Durante el acompañamiento a la familia, personal de la Comisión Estatal para la Atención y Protección de los Periodistas confirmó que el comunicador había notificado formalmente hechos de riesgo el año pasado.
Javier Heredia, director de Atención de la CEAPP, destacó que el antecedente se originó durante una cobertura periodística en la que el reportero tuvo un altercado con elementos de la Policía Municipal.

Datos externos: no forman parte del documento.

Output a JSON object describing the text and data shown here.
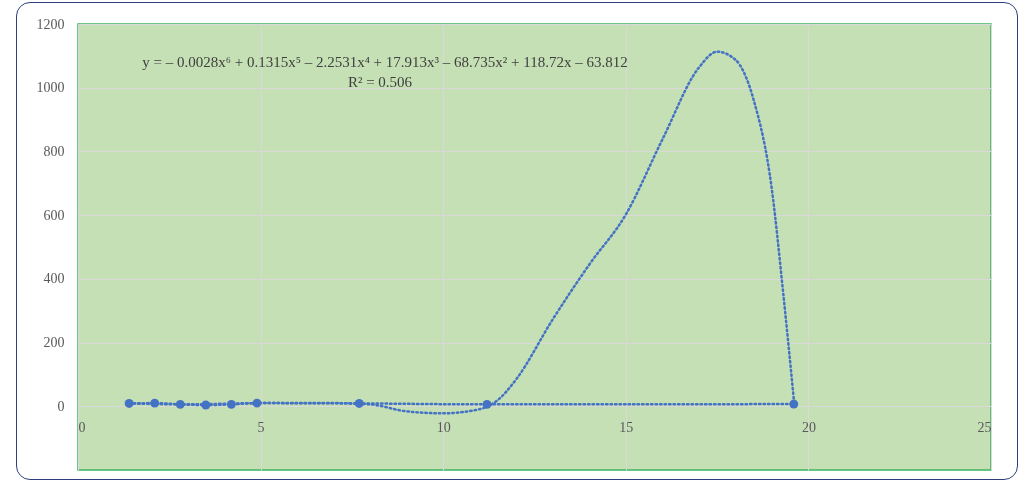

“En el año 2024 expresó hechos de una cobertura que estaban realizando y tuvieron un altercado con policías municipales y, a partir de eso, se le dictaron las medidas de protección; esos fueron los hechos reportados”, expresó.
Familiares, amigos y colegas dieron el último adiós al comunicador, cuyos restos son velados desde este viernes en una funeraria del bulevar Adolfo Ruiz Cortines, de Poza Rica.
Como se ha informado, el homicidio ocurrió al interior de un restaurante ubicado sobre la avenida 20 de Noviembre.